All’uscita Lana, Todd e Chase mi salutano calorosamente, e
Lana mi lascia il
suo numero di cellulare, dicendomi di mandarle un messaggio.
-Certo.
–
rispondo, mentre mi lascia un bacio sulla guancia, e sento che i loro
occhi sono
su di me mentre avanzo verso il cortile, dove sono certa che qualcuno
mi stia
aspettando. E infatti, parcheggiato con disinvoltura al centro della
strada, c’è
Jacob.
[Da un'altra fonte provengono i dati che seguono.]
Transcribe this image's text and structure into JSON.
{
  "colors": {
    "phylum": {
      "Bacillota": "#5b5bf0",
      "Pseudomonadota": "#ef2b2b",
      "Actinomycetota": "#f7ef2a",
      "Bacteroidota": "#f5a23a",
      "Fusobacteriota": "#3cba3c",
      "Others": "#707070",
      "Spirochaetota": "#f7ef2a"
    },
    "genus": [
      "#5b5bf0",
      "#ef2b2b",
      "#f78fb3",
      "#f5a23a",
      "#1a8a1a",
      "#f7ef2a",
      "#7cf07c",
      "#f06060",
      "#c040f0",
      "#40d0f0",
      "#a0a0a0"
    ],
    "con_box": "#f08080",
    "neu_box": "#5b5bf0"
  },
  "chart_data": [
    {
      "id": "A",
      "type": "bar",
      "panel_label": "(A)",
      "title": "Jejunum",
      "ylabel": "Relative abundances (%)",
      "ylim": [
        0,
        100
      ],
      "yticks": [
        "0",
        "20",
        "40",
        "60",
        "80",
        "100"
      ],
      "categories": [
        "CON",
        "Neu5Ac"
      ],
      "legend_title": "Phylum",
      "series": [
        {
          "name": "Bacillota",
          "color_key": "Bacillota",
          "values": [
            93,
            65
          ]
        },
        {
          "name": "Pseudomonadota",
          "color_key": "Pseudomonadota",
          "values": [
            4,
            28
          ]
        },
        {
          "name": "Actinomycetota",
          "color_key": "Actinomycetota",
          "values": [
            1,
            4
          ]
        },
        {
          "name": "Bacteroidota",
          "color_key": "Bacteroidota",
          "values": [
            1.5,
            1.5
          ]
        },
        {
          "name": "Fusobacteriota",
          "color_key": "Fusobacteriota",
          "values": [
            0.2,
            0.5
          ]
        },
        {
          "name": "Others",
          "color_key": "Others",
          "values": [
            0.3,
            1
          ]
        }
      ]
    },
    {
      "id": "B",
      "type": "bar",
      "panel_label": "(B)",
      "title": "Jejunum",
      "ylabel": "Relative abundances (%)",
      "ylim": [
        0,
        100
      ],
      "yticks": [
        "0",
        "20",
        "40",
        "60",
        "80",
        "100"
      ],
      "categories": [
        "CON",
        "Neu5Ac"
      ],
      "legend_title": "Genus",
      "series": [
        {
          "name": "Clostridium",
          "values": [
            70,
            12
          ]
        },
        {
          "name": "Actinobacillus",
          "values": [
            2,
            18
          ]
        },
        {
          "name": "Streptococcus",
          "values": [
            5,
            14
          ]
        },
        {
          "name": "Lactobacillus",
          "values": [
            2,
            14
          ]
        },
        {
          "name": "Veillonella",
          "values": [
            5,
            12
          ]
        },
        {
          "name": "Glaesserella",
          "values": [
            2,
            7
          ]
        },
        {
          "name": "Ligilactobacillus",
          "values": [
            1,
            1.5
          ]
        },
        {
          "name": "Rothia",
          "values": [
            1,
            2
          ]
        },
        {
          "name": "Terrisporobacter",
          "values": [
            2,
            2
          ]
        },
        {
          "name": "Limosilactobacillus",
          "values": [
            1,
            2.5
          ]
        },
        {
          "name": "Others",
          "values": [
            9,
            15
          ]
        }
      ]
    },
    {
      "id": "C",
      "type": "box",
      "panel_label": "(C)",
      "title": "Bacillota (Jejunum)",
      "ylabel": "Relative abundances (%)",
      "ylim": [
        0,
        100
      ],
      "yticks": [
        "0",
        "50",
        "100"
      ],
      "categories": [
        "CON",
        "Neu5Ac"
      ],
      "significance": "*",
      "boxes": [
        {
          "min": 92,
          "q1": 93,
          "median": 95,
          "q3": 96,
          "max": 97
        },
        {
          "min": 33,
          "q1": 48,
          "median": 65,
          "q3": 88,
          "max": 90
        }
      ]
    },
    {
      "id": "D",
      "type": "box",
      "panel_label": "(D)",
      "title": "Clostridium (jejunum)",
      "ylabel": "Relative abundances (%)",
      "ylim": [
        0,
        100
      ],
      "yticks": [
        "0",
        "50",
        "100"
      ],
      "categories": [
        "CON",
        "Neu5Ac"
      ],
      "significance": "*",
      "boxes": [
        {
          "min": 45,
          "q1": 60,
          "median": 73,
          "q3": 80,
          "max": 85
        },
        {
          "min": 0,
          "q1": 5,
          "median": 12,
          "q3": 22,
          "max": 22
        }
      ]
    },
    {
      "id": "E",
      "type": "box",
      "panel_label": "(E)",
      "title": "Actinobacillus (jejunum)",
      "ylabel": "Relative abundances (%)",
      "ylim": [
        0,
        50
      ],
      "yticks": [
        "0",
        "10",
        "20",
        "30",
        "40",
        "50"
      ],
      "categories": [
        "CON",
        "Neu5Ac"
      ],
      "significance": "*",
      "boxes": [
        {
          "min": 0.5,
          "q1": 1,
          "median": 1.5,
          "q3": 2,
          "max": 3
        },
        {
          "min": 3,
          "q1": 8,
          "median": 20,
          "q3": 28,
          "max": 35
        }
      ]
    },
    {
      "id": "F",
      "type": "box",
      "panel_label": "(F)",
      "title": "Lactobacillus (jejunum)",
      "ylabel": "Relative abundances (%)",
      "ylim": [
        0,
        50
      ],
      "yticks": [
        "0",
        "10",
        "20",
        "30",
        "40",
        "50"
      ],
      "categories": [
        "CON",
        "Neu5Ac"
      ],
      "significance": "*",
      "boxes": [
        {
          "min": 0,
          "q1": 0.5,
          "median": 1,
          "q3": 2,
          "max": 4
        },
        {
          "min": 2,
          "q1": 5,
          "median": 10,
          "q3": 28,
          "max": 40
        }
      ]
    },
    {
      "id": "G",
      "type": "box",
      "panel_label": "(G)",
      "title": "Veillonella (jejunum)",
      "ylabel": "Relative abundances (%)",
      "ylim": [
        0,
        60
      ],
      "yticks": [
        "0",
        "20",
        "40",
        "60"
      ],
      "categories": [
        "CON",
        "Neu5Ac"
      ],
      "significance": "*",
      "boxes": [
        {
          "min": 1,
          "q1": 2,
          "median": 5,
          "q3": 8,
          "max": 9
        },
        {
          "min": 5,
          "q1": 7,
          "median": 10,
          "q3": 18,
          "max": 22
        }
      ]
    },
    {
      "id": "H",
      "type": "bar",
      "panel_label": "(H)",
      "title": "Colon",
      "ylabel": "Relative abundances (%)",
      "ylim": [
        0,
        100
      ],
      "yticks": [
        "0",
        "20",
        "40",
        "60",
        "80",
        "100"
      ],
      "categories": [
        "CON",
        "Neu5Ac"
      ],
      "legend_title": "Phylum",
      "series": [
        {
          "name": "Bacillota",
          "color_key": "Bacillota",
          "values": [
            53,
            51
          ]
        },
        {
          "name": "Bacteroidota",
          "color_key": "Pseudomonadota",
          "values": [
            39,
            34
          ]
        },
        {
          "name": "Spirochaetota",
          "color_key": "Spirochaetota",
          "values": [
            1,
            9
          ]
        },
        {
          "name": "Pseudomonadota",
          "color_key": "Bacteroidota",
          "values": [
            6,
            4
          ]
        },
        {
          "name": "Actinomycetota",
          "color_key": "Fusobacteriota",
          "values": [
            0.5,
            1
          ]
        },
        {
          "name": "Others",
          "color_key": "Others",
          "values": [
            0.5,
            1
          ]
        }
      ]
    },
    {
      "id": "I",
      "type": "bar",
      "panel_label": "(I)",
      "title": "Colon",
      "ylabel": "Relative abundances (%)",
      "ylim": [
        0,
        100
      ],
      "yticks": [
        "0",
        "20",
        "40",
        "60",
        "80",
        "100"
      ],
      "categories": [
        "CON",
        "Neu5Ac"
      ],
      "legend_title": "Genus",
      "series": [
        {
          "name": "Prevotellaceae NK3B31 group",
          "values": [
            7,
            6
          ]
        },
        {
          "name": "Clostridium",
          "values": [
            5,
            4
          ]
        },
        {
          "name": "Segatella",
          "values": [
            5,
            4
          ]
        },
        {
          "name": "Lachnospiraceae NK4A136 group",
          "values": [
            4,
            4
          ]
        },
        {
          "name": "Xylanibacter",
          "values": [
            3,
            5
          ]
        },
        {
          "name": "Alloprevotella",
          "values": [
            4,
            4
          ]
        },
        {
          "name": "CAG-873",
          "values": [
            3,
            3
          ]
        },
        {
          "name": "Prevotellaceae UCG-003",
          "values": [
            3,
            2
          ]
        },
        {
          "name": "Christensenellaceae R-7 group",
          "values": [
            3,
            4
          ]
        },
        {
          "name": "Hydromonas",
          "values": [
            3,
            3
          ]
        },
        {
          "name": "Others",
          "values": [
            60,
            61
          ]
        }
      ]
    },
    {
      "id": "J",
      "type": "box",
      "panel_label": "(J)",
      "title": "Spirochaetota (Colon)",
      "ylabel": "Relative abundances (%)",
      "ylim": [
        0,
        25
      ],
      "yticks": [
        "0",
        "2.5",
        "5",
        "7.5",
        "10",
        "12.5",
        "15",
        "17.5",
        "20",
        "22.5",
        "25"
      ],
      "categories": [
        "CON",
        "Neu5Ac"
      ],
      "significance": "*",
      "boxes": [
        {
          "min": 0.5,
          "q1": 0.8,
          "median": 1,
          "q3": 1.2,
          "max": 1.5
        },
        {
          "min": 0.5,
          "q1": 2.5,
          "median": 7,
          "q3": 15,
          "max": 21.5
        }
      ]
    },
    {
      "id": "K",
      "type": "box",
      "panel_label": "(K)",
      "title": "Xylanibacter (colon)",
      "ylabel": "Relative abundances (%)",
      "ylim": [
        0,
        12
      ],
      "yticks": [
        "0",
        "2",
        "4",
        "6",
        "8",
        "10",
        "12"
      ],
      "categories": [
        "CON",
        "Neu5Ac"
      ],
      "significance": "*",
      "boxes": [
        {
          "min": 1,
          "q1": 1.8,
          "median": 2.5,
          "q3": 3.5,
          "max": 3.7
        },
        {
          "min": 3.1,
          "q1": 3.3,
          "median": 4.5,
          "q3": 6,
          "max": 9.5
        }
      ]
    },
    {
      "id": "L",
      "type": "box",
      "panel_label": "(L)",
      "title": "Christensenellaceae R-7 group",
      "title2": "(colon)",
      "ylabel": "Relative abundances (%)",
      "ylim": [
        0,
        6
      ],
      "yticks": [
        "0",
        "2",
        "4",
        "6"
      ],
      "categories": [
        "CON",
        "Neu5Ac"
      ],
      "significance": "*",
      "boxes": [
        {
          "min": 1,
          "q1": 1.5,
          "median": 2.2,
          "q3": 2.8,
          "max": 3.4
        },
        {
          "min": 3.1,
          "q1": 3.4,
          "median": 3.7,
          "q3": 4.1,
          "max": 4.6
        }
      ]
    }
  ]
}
Sospiro, mentre mi accorgo delle occhiate che le ragazzine gli
lanciano,
e procedo a passo spedito verso di lui.
-Che
esibizionista. –commento, mentre lui si sfila gli occhiali e
sorride.
-Mi è
sempre
piaciuta la scuola di Forks, è multietnica. – mi
passa il casco e io lo infilo.
-Parti, fiato puzzolente, che tra un po' cominciano a scattarci le
foto. –
Lui sale
sulla moto e si rimette gli occhiali. –
Com’è andato il primo giorno?-
Lancio
un’occhiata
ai miei tre amici imbambolati a fissare Jake e la sua moto e sorrido.